Probabilistic unit tests?

Sat Jan 12 13:08:33 EST 2013

On 12/01/13 08:07, alex23 wrote:
> On 11 Jan, 13:34, Steven D'Aprano <steve
> +comp.lang.pyt... at pearwood.info> wrote:
>> Well, that's not really a task for unit testing. Unit tests, like most
>> tests, are well suited to deterministic tests, but not really to
>> probabilistic testing. As far as I know, there aren't really any good
>> frameworks for probabilistic testing, so you're stuck with inventing your
>> own. (Possibly on top of unittest.)
>
> One approach I've had success with is providing a seed to the RNG, so
> that the random results are deterministic.
>

My ex-boss once instructed to do the same thing to test functions for 
generating random variates. I used a statistical approach instead.

There are often several ways of generating data that follow a particular 
distribution. If you use a given seed so that you get a deterministic 
sequence of uniform random variates you will get deterministic outputs 
for a specific implementation. But if you change the implementation the 
tests are likely to fail. e.g. To generate a negative exponential 
variate -ln(U)/lambda or -ln(1-U)/lambda will do the job correctly, but 
tests for one implementation would fail with the other. So each time you 
changed the implementation you'd need to change the tests.

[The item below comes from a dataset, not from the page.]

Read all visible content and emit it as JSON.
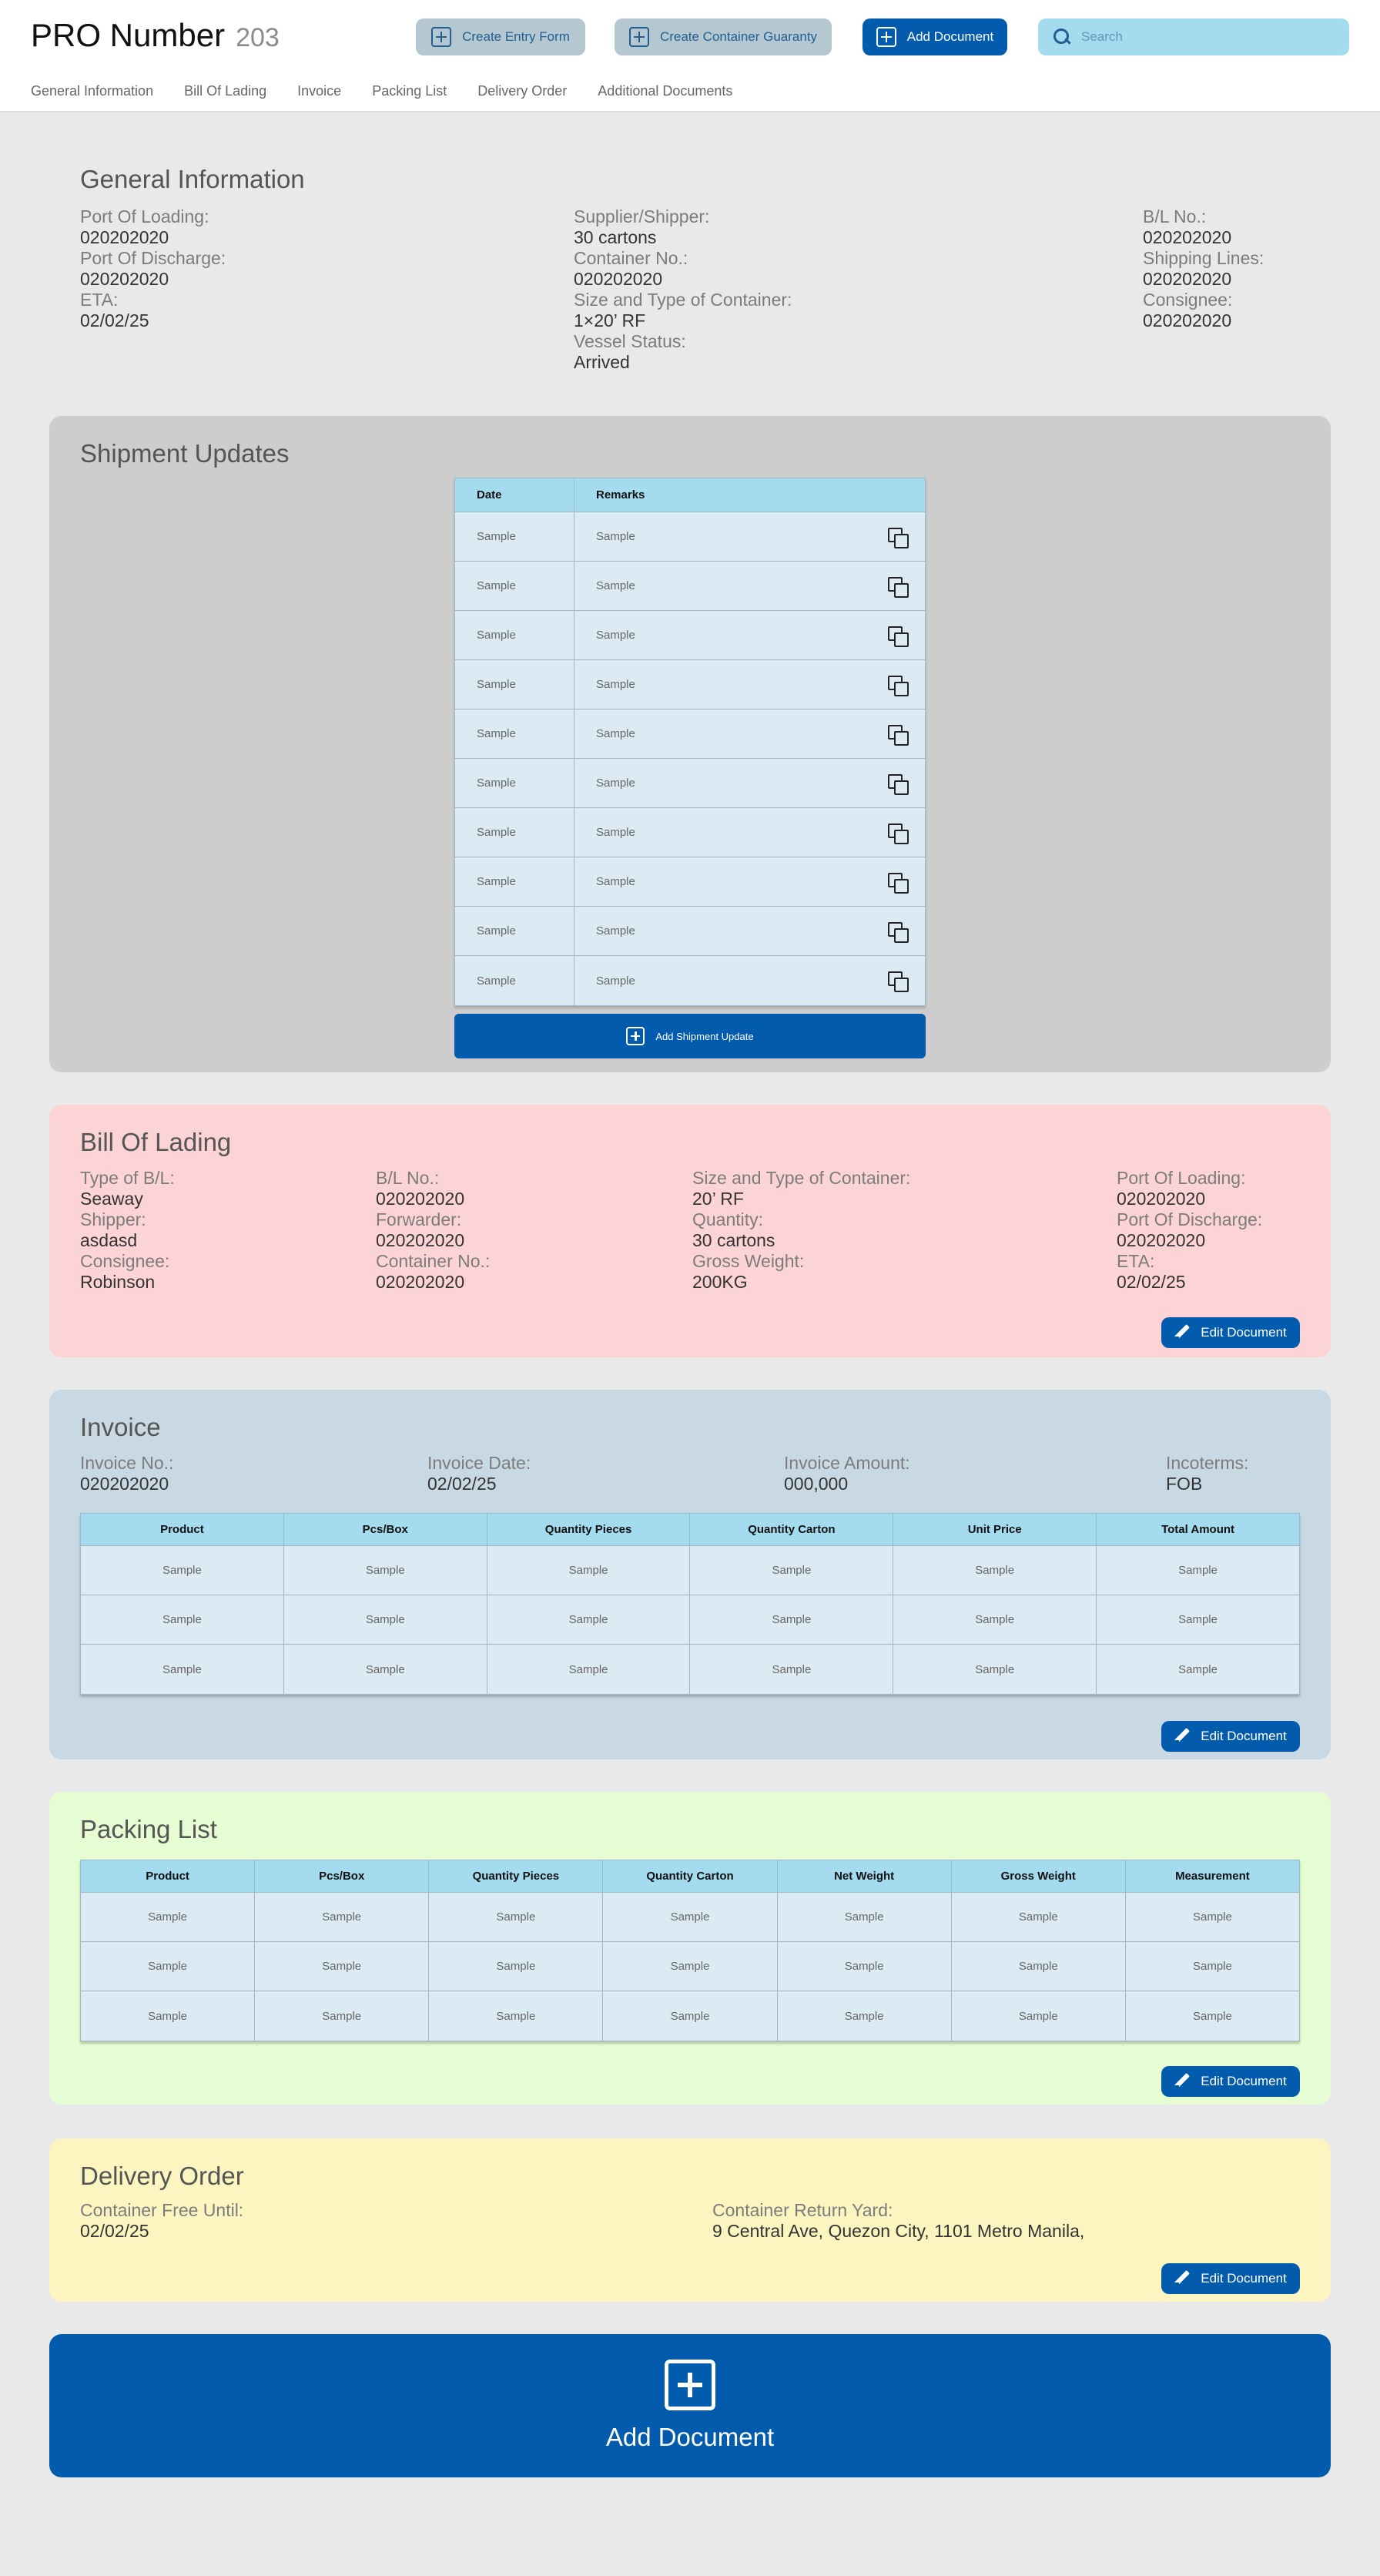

I think my boss had in mind that I would write the code, seed the RNG, 
call the function a few times, then use the generated values in the 
test. That would not even have tested the original implementation. I 
would have had a test that would only have tested whether the 
implementation had changed. I would argue, worse than no test at all. If 
I'd gone to the trouble of manually calculating the expected outputs so 
that I got valid tests for the original implementation, then I would 
have had a test that would effectively just serve as a reminder to go 
through the whole manual calculation process again for any changed 
implementation.

A reasonably general statistical approach is possible. Any hypothesis 
about generated data that lends itself to statistical testing can be 
used to generate a sequence of p-values (one for each set of generated 
values) that can be checked (statistically) for uniformity. This 
effectively tests the distribution of the test statistic, so is better 
than simply testing whether tests on generated data pass, say, 95% of 
the time (for a chosen 5% Type I error rate). Cheers.

Duncan